Daniel Souza, arquiteto da equipe técnica do Nuth, afirma que ainda durante as discussões dos grupos de trabalhos formados pela Prefeitura do Rio para a elaboração da minuta do Plano Diretor, havia a proposta de que todas as comunidades fossem consideradas como Zona de Especial Interesse Social (ZEIS), o que não se concretizou quando o projeto de lei foi apresentado.
“Quando a Prefeitura apresentou a minuta, essa discussão veio de uma maneira diferente: somente as comunidades com mais de 500 unidades serão consideradas Zona de Especial Interesse Social. Os mapas, tanto de AEIS como de ZEIS precisam ser revistos com cuidado, para garantir que a aplicação desses instrumentos tenham o mesmo norte e princípio no Plano Diretor”, reforça Daniel Souza.
Termo Territorial Coletivo
Pela primeira vez presente no texto do Plano Diretor, o Termo Territorial Coletivo (TTC), é uma ferramenta de política urbana que caracteriza-se pela gestão coletiva da propriedade de terra com a titularidade individual das construções. Deve ser utilizado em comunidades e assentamentos irregulares com o intuito de prevenir contra especulações imobiliárias e remoções dos moradores que ali vivem, mantendo as decisões sobre o local nas mãos da própria comunidade.
A representante do Instituto Brasileiro de Direito Urbanístico, Tarcyla Fidalgo, explica a importância deste instrumento dentro das discussões do novo Plano Diretor da Cidade. “Primeiro a gente traz uma segurança jurídica para os experimentos com o Termo Territorial Coletivo que já estão em curso na cidade desde 2018. Depois garante a articulação de uma série de políticas que já estão previstas, como a regularização fundiária e as AEIS. E tem também a oportunidade que o Rio de Janeiro assuma o protagonismo na utilização desse instrumento que ainda está se iniciando no Brasil”, detalha Tarcyla.
Fórum de acompanhamento dos trabalhos
Ainda durante a realização da audiência pública, os membros da Comissão Especial do Plano Diretor aprovaram a instalação de um fórum de representantes que possam acompanhar o trabalho do colegiado, contribuindo com informações, documentos e notas técnicas. “A gente espera que até a próxima semana tenha a publicação do regimento interno deste fórum de acompanhamento”, complementou o presidente da Comissão, vereador Rafael Aloisio Freitas (Cidadania).

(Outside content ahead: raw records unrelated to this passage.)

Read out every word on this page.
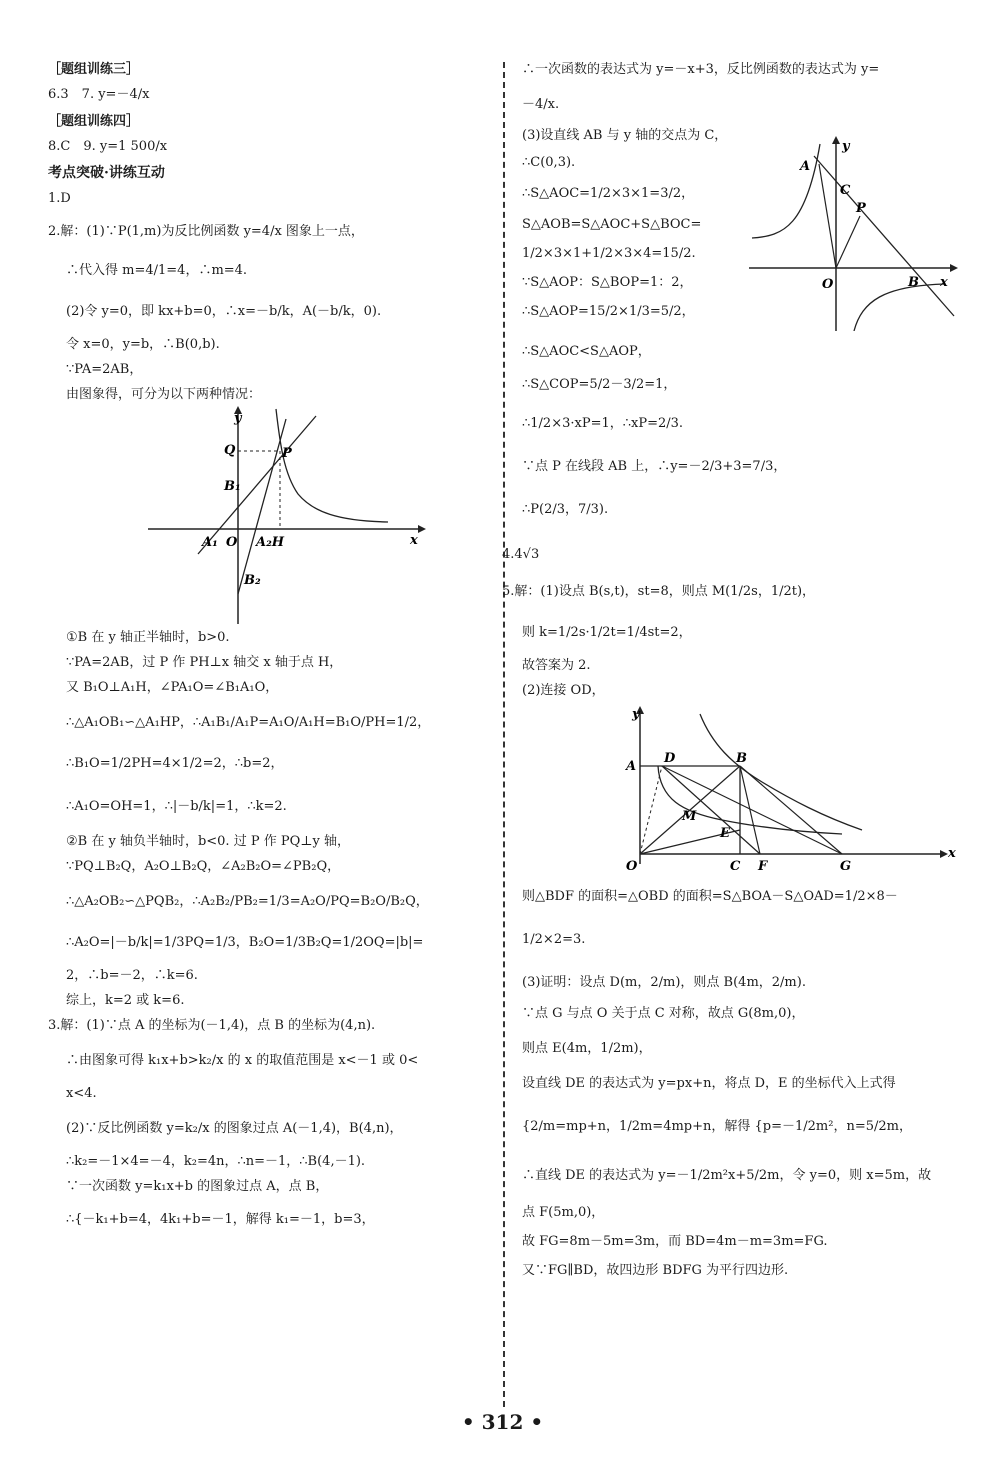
［题组训练三］

6.3　7. y=－4/x

［题组训练四］

8.C　9. y=1 500/x

考点突破·讲练互动

1.D

2.解：(1)∵P(1,m)为反比例函数 y=4/x 图象上一点，

∴代入得 m=4/1=4，∴m=4.

(2)令 y=0，即 kx+b=0，∴x=－b/k，A(－b/k，0).

令 x=0，y=b，∴B(0,b).

∵PA=2AB，

由图象得，可分为以下两种情况：

y
x
Q	P
B₁
A₁ O A₂H
B₂

①B 在 y 轴正半轴时，b>0.

∵PA=2AB，过 P 作 PH⊥x 轴交 x 轴于点 H，

又 B₁O⊥A₁H，∠PA₁O=∠B₁A₁O，

∴△A₁OB₁∽△A₁HP，∴A₁B₁/A₁P=A₁O/A₁H=B₁O/PH=1/2，

∴B₁O=1/2PH=4×1/2=2，∴b=2，

∴A₁O=OH=1，∴|－b/k|=1，∴k=2.

②B 在 y 轴负半轴时，b<0. 过 P 作 PQ⊥y 轴，

∵PQ⊥B₂Q，A₂O⊥B₂Q，∠A₂B₂O=∠PB₂Q，

∴△A₂OB₂∽△PQB₂，∴A₂B₂/PB₂=1/3=A₂O/PQ=B₂O/B₂Q，

∴A₂O=|－b/k|=1/3PQ=1/3，B₂O=1/3B₂Q=1/2OQ=|b|=

2，∴b=－2，∴k=6.

综上，k=2 或 k=6.

3.解：(1)∵点 A 的坐标为(－1,4)，点 B 的坐标为(4,n).

∴由图象可得 k₁x+b>k₂/x 的 x 的取值范围是 x<－1 或 0<

x<4.

(2)∵反比例函数 y=k₂/x 的图象过点 A(－1,4)，B(4,n)，

∴k₂=－1×4=－4，k₂=4n，∴n=－1，∴B(4,－1).

∵一次函数 y=k₁x+b 的图象过点 A，点 B，

∴{－k₁+b=4，4k₁+b=－1，解得 k₁=－1，b=3，

∴一次函数的表达式为 y=－x+3，反比例函数的表达式为 y=

－4/x.

(3)设直线 AB 与 y 轴的交点为 C，

∴C(0,3).

∴S△AOC=1/2×3×1=3/2，

S△AOB=S△AOC+S△BOC=

1/2×3×1+1/2×3×4=15/2.

∵S△AOP：S△BOP=1：2，

∴S△AOP=15/2×1/3=5/2，

y
x
A
C
P
O	B

∴S△AOC<S△AOP，

∴S△COP=5/2－3/2=1，

∴1/2×3·xP=1，∴xP=2/3.

∵点 P 在线段 AB 上，∴y=－2/3+3=7/3，

∴P(2/3，7/3).

4.4√3

5.解：(1)设点 B(s,t)，st=8，则点 M(1/2s，1/2t)，

则 k=1/2s·1/2t=1/4st=2，

故答案为 2.

(2)连接 OD，

y
x
A
D	B
M
E
O	C F	G

则△BDF 的面积=△OBD 的面积=S△BOA－S△OAD=1/2×8－

1/2×2=3.

(3)证明：设点 D(m，2/m)，则点 B(4m，2/m).

∵点 G 与点 O 关于点 C 对称，故点 G(8m,0)，

则点 E(4m，1/2m)，

设直线 DE 的表达式为 y=px+n，将点 D，E 的坐标代入上式得

{2/m=mp+n，1/2m=4mp+n，解得 {p=－1/2m²，n=5/2m，

∴直线 DE 的表达式为 y=－1/2m²x+5/2m，令 y=0，则 x=5m，故

点 F(5m,0)，

故 FG=8m－5m=3m，而 BD=4m－m=3m=FG.

又∵FG∥BD，故四边形 BDFG 为平行四边形.

• 312 •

Participaram da audiência pública, além do presidente da Câmara do Rio, o vereador Carlo Caiado (DEM), os vereadores Tainá de Paula (PT), Jorge Felippe (DEM), Dr. Rogerio Amorim (PSL), Teresa Bergher (Cidadania), Vitor Hugo (MDB), William Siri (PSOL), Zico (Republicanos), Rosa Fernandes (PSC), Reimont (PT), Alexandre Isquierdo (DEM), Luiz Ramos Filho (PMN).
Também estiveram presentes representantes de instituições da sociedade civil, como o Conselho Regional de Engenharia e Agronomia (CREA-RJ), o Conselho Regional dos Corretores de Imóveis, do Instituto Brasileiro de Administração Municipal (IBAM) e do Instituto de Pesquisa e Planejamento Urbano e Regional Universidade Federal do Rio de Janeiro (IPPUR/UFRJ).